I'm in, wish I could step up to the plate and run one...  Wife would kill me... not that she tells me what to do or not to do...


----------



## Jmhoff10500 (Nov 5, 2010)

I would be willing to run it and even tried once, but i couldn't solidify the best route to go... Since i live in Provo Utah (where the storefront is) I would have to pay tax but not shipping so we would want to go with the cheapest way possible. If that cheapest way is shipping out of state, and not paying tax, then it would not be feasible for me to do it. This is unless the person out of state would want to ship it back to me which i wouldn't want to be responsible for something like that being lost in the mail when going from point A to B, Then to C, Back to A, then finally to D...

On the other side, it would be very easy for me to work out logistics because i am already in there at least twice a month and if i need to go more, its like 4 minutes away... I can also pick it up, and have it shipped that much sooner as well as sort out and problems very easy.

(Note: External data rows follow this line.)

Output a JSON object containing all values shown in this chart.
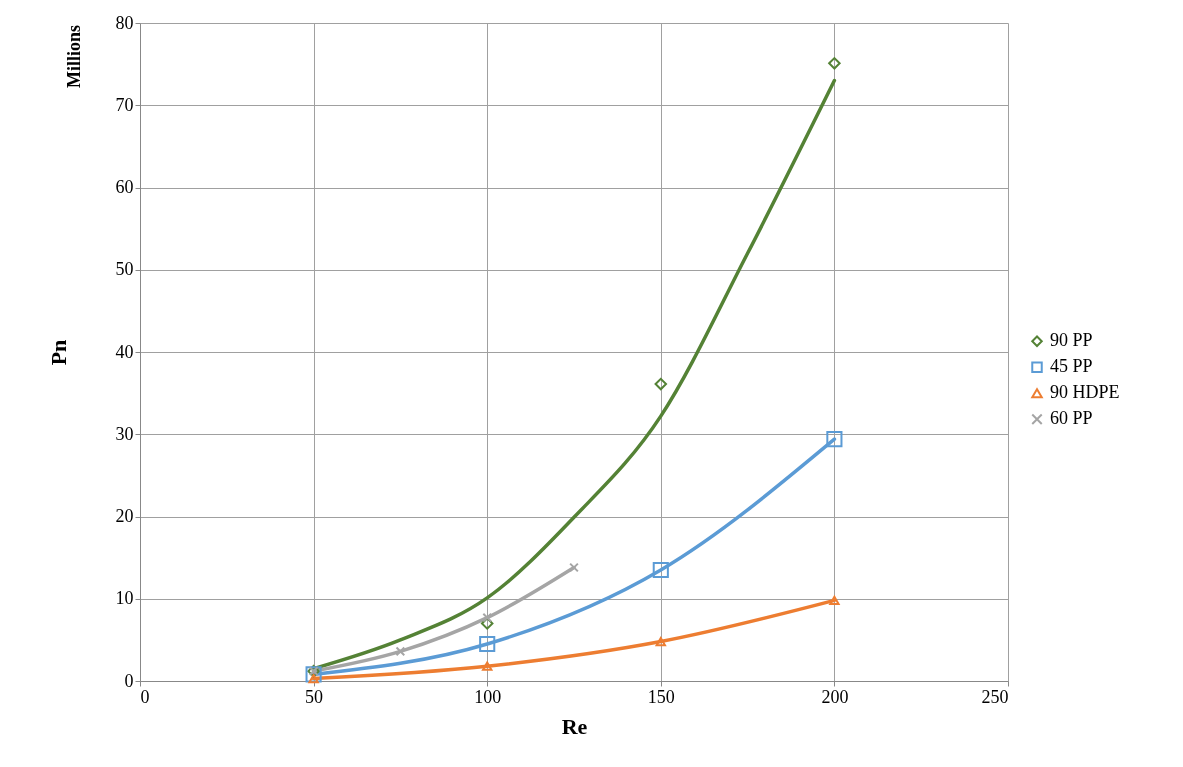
{
  "chart_data": {
    "type": "scatter",
    "xlabel": "Re",
    "ylabel": "Pn",
    "annotations": [
      "Millions"
    ],
    "xlim": [
      0,
      250
    ],
    "xticks": [
      0,
      50,
      100,
      150,
      200,
      250
    ],
    "ylim": [
      0,
      80
    ],
    "yticks": [
      0,
      10,
      20,
      30,
      40,
      50,
      60,
      70,
      80
    ],
    "grid": true,
    "legend": "right",
    "series": [
      {
        "name": "90 PP",
        "marker": "diamond",
        "color": "#548235",
        "x": [
          50,
          100,
          150,
          200
        ],
        "values": [
          1.2,
          7.0,
          36.1,
          75.1
        ]
      },
      {
        "type": "line",
        "marker": "none",
        "color": "#548235",
        "x": [
          50,
          75,
          100,
          125,
          150,
          175,
          200
        ],
        "values": [
          1.5,
          5.0,
          10.1,
          19.9,
          32.2,
          52,
          73.0
        ]
      },
      {
        "name": "45 PP",
        "type": "line",
        "marker": "square",
        "color": "#5b9bd5",
        "x": [
          50,
          100,
          150,
          200
        ],
        "values": [
          0.8,
          4.5,
          13.5,
          29.4
        ]
      },
      {
        "name": "90 HDPE",
        "type": "line",
        "marker": "triangle",
        "color": "#ed7d31",
        "x": [
          50,
          100,
          150,
          200
        ],
        "values": [
          0.3,
          1.8,
          4.8,
          9.8
        ]
      },
      {
        "name": "60 PP",
        "type": "line",
        "marker": "cross",
        "color": "#a5a5a5",
        "x": [
          50,
          75,
          100,
          125
        ],
        "values": [
          1.2,
          3.6,
          7.7,
          13.8
        ]
      }
    ]
  }
}
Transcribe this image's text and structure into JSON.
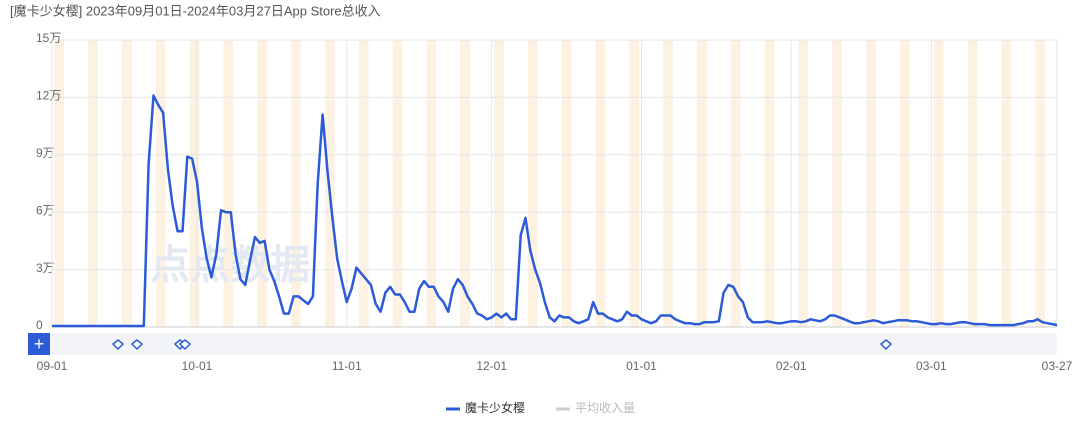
{
  "chart_data": {
    "type": "line",
    "title": "[魔卡少女樱]  2023年09月01日-2024年03月27日App Store总收入",
    "watermark": "点点数据",
    "x": [
      "09-01",
      null,
      null,
      null,
      null,
      null,
      null,
      null,
      null,
      null,
      null,
      null,
      null,
      null,
      null,
      null,
      null,
      null,
      null,
      null,
      null,
      null,
      null,
      null,
      null,
      null,
      null,
      null,
      null,
      null,
      "10-01",
      null,
      null,
      null,
      null,
      null,
      null,
      null,
      null,
      null,
      null,
      null,
      null,
      null,
      null,
      null,
      null,
      null,
      null,
      null,
      null,
      null,
      null,
      null,
      null,
      null,
      null,
      null,
      null,
      null,
      null,
      "11-01",
      null,
      null,
      null,
      null,
      null,
      null,
      null,
      null,
      null,
      null,
      null,
      null,
      null,
      null,
      null,
      null,
      null,
      null,
      null,
      null,
      null,
      null,
      null,
      null,
      null,
      null,
      null,
      null,
      null,
      "12-01",
      null,
      null,
      null,
      null,
      null,
      null,
      null,
      null,
      null,
      null,
      null,
      null,
      null,
      null,
      null,
      null,
      null,
      null,
      null,
      null,
      null,
      null,
      null,
      null,
      null,
      null,
      null,
      null,
      null,
      null,
      "01-01",
      null,
      null,
      null,
      null,
      null,
      null,
      null,
      null,
      null,
      null,
      null,
      null,
      null,
      null,
      null,
      null,
      null,
      null,
      null,
      null,
      null,
      null,
      null,
      null,
      null,
      null,
      null,
      null,
      null,
      null,
      "02-01",
      null,
      null,
      null,
      null,
      null,
      null,
      null,
      null,
      null,
      null,
      null,
      null,
      null,
      null,
      null,
      null,
      null,
      null,
      null,
      null,
      null,
      null,
      null,
      null,
      null,
      null,
      null,
      null,
      "03-01",
      null,
      null,
      null,
      null,
      null,
      null,
      null,
      null,
      null,
      null,
      null,
      null,
      null,
      null,
      null,
      null,
      null,
      null,
      null,
      null,
      null,
      null,
      null,
      null,
      null,
      "03-27"
    ],
    "series": [
      {
        "name": "魔卡少女樱",
        "color": "#2b5bd7",
        "values": [
          0.05,
          0.05,
          0.05,
          0.05,
          0.05,
          0.05,
          0.05,
          0.05,
          0.05,
          0.05,
          0.05,
          0.05,
          0.05,
          0.05,
          0.05,
          0.05,
          0.05,
          0.05,
          0.05,
          0.05,
          8.5,
          12.1,
          11.6,
          11.2,
          8.2,
          6.3,
          5.0,
          5.0,
          8.9,
          8.8,
          7.6,
          5.2,
          3.6,
          2.6,
          3.8,
          6.1,
          6.0,
          6.0,
          3.8,
          2.5,
          2.2,
          3.5,
          4.7,
          4.4,
          4.5,
          3.0,
          2.4,
          1.6,
          0.7,
          0.7,
          1.6,
          1.6,
          1.4,
          1.2,
          1.6,
          7.5,
          11.1,
          8.2,
          5.8,
          3.6,
          2.4,
          1.3,
          2.0,
          3.1,
          2.8,
          2.5,
          2.2,
          1.2,
          0.8,
          1.8,
          2.1,
          1.7,
          1.7,
          1.3,
          0.8,
          0.8,
          2.0,
          2.4,
          2.1,
          2.1,
          1.6,
          1.3,
          0.8,
          2.0,
          2.5,
          2.2,
          1.6,
          1.2,
          0.7,
          0.6,
          0.4,
          0.5,
          0.7,
          0.5,
          0.7,
          0.4,
          0.4,
          4.8,
          5.7,
          4.0,
          3.0,
          2.3,
          1.3,
          0.5,
          0.3,
          0.6,
          0.5,
          0.5,
          0.3,
          0.2,
          0.3,
          0.4,
          1.3,
          0.7,
          0.7,
          0.5,
          0.4,
          0.3,
          0.4,
          0.8,
          0.6,
          0.6,
          0.4,
          0.3,
          0.2,
          0.3,
          0.6,
          0.6,
          0.6,
          0.4,
          0.3,
          0.2,
          0.2,
          0.15,
          0.15,
          0.25,
          0.25,
          0.25,
          0.3,
          1.8,
          2.2,
          2.1,
          1.6,
          1.3,
          0.5,
          0.25,
          0.25,
          0.25,
          0.3,
          0.25,
          0.2,
          0.2,
          0.25,
          0.3,
          0.3,
          0.25,
          0.3,
          0.4,
          0.35,
          0.3,
          0.4,
          0.6,
          0.6,
          0.5,
          0.4,
          0.3,
          0.2,
          0.2,
          0.25,
          0.3,
          0.35,
          0.3,
          0.2,
          0.25,
          0.3,
          0.35,
          0.35,
          0.35,
          0.3,
          0.3,
          0.25,
          0.2,
          0.15,
          0.15,
          0.2,
          0.15,
          0.15,
          0.2,
          0.25,
          0.25,
          0.2,
          0.15,
          0.15,
          0.15,
          0.1,
          0.1,
          0.1,
          0.1,
          0.1,
          0.1,
          0.15,
          0.2,
          0.3,
          0.3,
          0.4,
          0.25,
          0.2,
          0.15,
          0.1
        ]
      },
      {
        "name": "平均收入量",
        "color": "#cccccc",
        "hidden": true
      }
    ],
    "ylim": [
      0,
      15
    ],
    "yticks": [
      0,
      {
        "value": 3,
        "label": "3万"
      },
      {
        "value": 6,
        "label": "6万"
      },
      {
        "value": 9,
        "label": "9万"
      },
      {
        "value": 12,
        "label": "12万"
      },
      {
        "value": 15,
        "label": "15万"
      }
    ],
    "grid": true
  }
}
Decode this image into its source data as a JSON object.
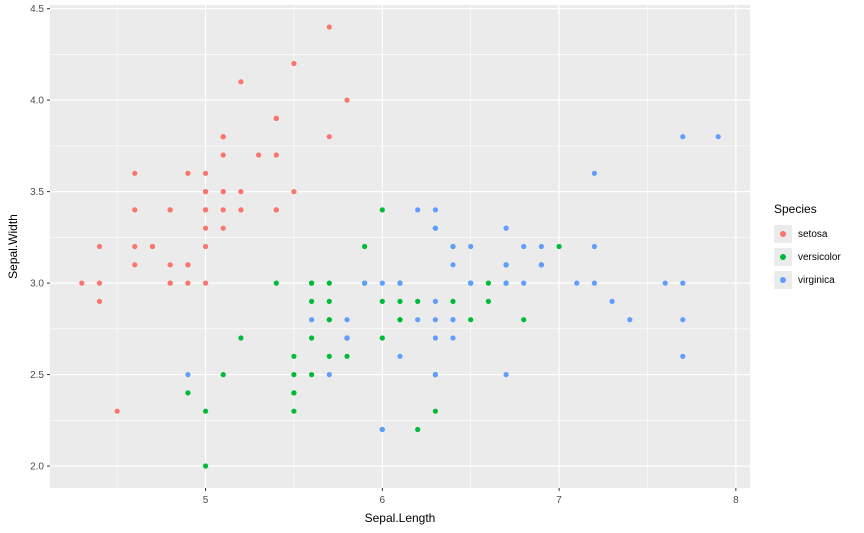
{
  "chart_data": {
    "type": "scatter",
    "title": "",
    "xlabel": "Sepal.Length",
    "ylabel": "Sepal.Width",
    "legend_title": "Species",
    "legend_position": "right",
    "panel_background": "#EBEBEB",
    "gridline_color": "#FFFFFF",
    "tick_mark_color": "#333333",
    "tick_label_color": "#4D4D4D",
    "x_axis": {
      "range": [
        4.12,
        8.08
      ],
      "major_ticks": [
        5,
        6,
        7,
        8
      ],
      "minor_ticks": [
        4.5,
        5.5,
        6.5,
        7.5
      ],
      "tick_labels": [
        "5",
        "6",
        "7",
        "8"
      ]
    },
    "y_axis": {
      "range": [
        1.88,
        4.52
      ],
      "major_ticks": [
        2.0,
        2.5,
        3.0,
        3.5,
        4.0,
        4.5
      ],
      "minor_ticks": [
        2.25,
        2.75,
        3.25,
        3.75,
        4.25
      ],
      "tick_labels": [
        "2.0",
        "2.5",
        "3.0",
        "3.5",
        "4.0",
        "4.5"
      ]
    },
    "series": [
      {
        "name": "setosa",
        "color": "#F8766D",
        "points": [
          [
            5.1,
            3.5
          ],
          [
            4.9,
            3.0
          ],
          [
            4.7,
            3.2
          ],
          [
            4.6,
            3.1
          ],
          [
            5.0,
            3.6
          ],
          [
            5.4,
            3.9
          ],
          [
            4.6,
            3.4
          ],
          [
            5.0,
            3.4
          ],
          [
            4.4,
            2.9
          ],
          [
            4.9,
            3.1
          ],
          [
            5.4,
            3.7
          ],
          [
            4.8,
            3.4
          ],
          [
            4.8,
            3.0
          ],
          [
            4.3,
            3.0
          ],
          [
            5.8,
            4.0
          ],
          [
            5.7,
            4.4
          ],
          [
            5.4,
            3.9
          ],
          [
            5.1,
            3.5
          ],
          [
            5.7,
            3.8
          ],
          [
            5.1,
            3.8
          ],
          [
            5.4,
            3.4
          ],
          [
            5.1,
            3.7
          ],
          [
            4.6,
            3.6
          ],
          [
            5.1,
            3.3
          ],
          [
            4.8,
            3.4
          ],
          [
            5.0,
            3.0
          ],
          [
            5.0,
            3.4
          ],
          [
            5.2,
            3.5
          ],
          [
            5.2,
            3.4
          ],
          [
            4.7,
            3.2
          ],
          [
            4.8,
            3.1
          ],
          [
            5.4,
            3.4
          ],
          [
            5.2,
            4.1
          ],
          [
            5.5,
            4.2
          ],
          [
            4.9,
            3.1
          ],
          [
            5.0,
            3.2
          ],
          [
            5.5,
            3.5
          ],
          [
            4.9,
            3.6
          ],
          [
            4.4,
            3.0
          ],
          [
            5.1,
            3.4
          ],
          [
            5.0,
            3.5
          ],
          [
            4.5,
            2.3
          ],
          [
            4.4,
            3.2
          ],
          [
            5.0,
            3.5
          ],
          [
            5.1,
            3.8
          ],
          [
            4.8,
            3.0
          ],
          [
            5.1,
            3.8
          ],
          [
            4.6,
            3.2
          ],
          [
            5.3,
            3.7
          ],
          [
            5.0,
            3.3
          ]
        ]
      },
      {
        "name": "versicolor",
        "color": "#00BA38",
        "points": [
          [
            7.0,
            3.2
          ],
          [
            6.4,
            3.2
          ],
          [
            6.9,
            3.1
          ],
          [
            5.5,
            2.3
          ],
          [
            6.5,
            2.8
          ],
          [
            5.7,
            2.8
          ],
          [
            6.3,
            3.3
          ],
          [
            4.9,
            2.4
          ],
          [
            6.6,
            2.9
          ],
          [
            5.2,
            2.7
          ],
          [
            5.0,
            2.0
          ],
          [
            5.9,
            3.0
          ],
          [
            6.0,
            2.2
          ],
          [
            6.1,
            2.9
          ],
          [
            5.6,
            2.9
          ],
          [
            6.7,
            3.1
          ],
          [
            5.6,
            3.0
          ],
          [
            5.8,
            2.7
          ],
          [
            6.2,
            2.2
          ],
          [
            5.6,
            2.5
          ],
          [
            5.9,
            3.2
          ],
          [
            6.1,
            2.8
          ],
          [
            6.3,
            2.5
          ],
          [
            6.1,
            2.8
          ],
          [
            6.4,
            2.9
          ],
          [
            6.6,
            3.0
          ],
          [
            6.8,
            2.8
          ],
          [
            6.7,
            3.0
          ],
          [
            6.0,
            2.9
          ],
          [
            5.7,
            2.6
          ],
          [
            5.5,
            2.4
          ],
          [
            5.5,
            2.4
          ],
          [
            5.8,
            2.7
          ],
          [
            6.0,
            2.7
          ],
          [
            5.4,
            3.0
          ],
          [
            6.0,
            3.4
          ],
          [
            6.7,
            3.1
          ],
          [
            6.3,
            2.3
          ],
          [
            5.6,
            3.0
          ],
          [
            5.5,
            2.5
          ],
          [
            5.5,
            2.6
          ],
          [
            6.1,
            3.0
          ],
          [
            5.8,
            2.6
          ],
          [
            5.0,
            2.3
          ],
          [
            5.6,
            2.7
          ],
          [
            5.7,
            3.0
          ],
          [
            5.7,
            2.9
          ],
          [
            6.2,
            2.9
          ],
          [
            5.1,
            2.5
          ],
          [
            5.7,
            2.8
          ]
        ]
      },
      {
        "name": "virginica",
        "color": "#619CFF",
        "points": [
          [
            6.3,
            3.3
          ],
          [
            5.8,
            2.7
          ],
          [
            7.1,
            3.0
          ],
          [
            6.3,
            2.9
          ],
          [
            6.5,
            3.0
          ],
          [
            7.6,
            3.0
          ],
          [
            4.9,
            2.5
          ],
          [
            7.3,
            2.9
          ],
          [
            6.7,
            2.5
          ],
          [
            7.2,
            3.6
          ],
          [
            6.5,
            3.2
          ],
          [
            6.4,
            2.7
          ],
          [
            6.8,
            3.0
          ],
          [
            5.7,
            2.5
          ],
          [
            5.8,
            2.8
          ],
          [
            6.4,
            3.2
          ],
          [
            6.5,
            3.0
          ],
          [
            7.7,
            3.8
          ],
          [
            7.7,
            2.6
          ],
          [
            6.0,
            2.2
          ],
          [
            6.9,
            3.2
          ],
          [
            5.6,
            2.8
          ],
          [
            7.7,
            2.8
          ],
          [
            6.3,
            2.7
          ],
          [
            6.7,
            3.3
          ],
          [
            7.2,
            3.2
          ],
          [
            6.2,
            2.8
          ],
          [
            6.1,
            3.0
          ],
          [
            6.4,
            2.8
          ],
          [
            7.2,
            3.0
          ],
          [
            7.4,
            2.8
          ],
          [
            7.9,
            3.8
          ],
          [
            6.4,
            2.8
          ],
          [
            6.3,
            2.8
          ],
          [
            6.1,
            2.6
          ],
          [
            7.7,
            3.0
          ],
          [
            6.3,
            3.4
          ],
          [
            6.4,
            3.1
          ],
          [
            6.0,
            3.0
          ],
          [
            6.9,
            3.1
          ],
          [
            6.7,
            3.1
          ],
          [
            6.9,
            3.1
          ],
          [
            5.8,
            2.7
          ],
          [
            6.8,
            3.2
          ],
          [
            6.7,
            3.3
          ],
          [
            6.7,
            3.0
          ],
          [
            6.3,
            2.5
          ],
          [
            6.5,
            3.0
          ],
          [
            6.2,
            3.4
          ],
          [
            5.9,
            3.0
          ]
        ]
      }
    ]
  }
}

If you guys want me to shoot for getting one going, i will do my best, or if someone else would want to lead it up, i can help in any way possible... After all, im just a student and once i finish up tests, i will have nothing to do for like 3 months...


----------



## HSTurning (Nov 7, 2010)

If you pick it up you will have to pay the taxes.


----------



## Jmhoff10500 (Nov 7, 2010)

HSTurning said:


> If you pick it up you will have to pay the taxes.



Yeah, and i couldn't figure out if that would cost more than shipping or if it would mess too much with the discount percentages so it just didn't work out...


----------



## Monty (Nov 8, 2010)

Jmhoff10500 said:


> HSTurning said:
> 
> 
> > If you pick it up you will have to pay the taxes.
> ...


Don't know what the sales tax rate is in Utah, but past GBs to CSUSA have easily been in the 5-10K range. Figure your tax on that and see what you get.


----------



## GoodTurns (Nov 8, 2010)

looks like the rate in Provo is 6.75%... shipping out of state would be cheaper for the volume a group buy would generate.


----------



## GoodTurns (Nov 8, 2010)

Does anyone have an up to date price spreadsheet for CSUSA?  I called and they claim to not be able to dump their prices to a data file.  I have a sheet, but it's out of date.


----------



## Monty (Nov 8, 2010)

GoodTurns said:


> Does anyone have an up to date price spreadsheet for CSUSA?  I called and they claim to not be able to dump their prices to a data file.  I have a sheet, but it's out of date.


Only one's I know of are more than a year old.


----------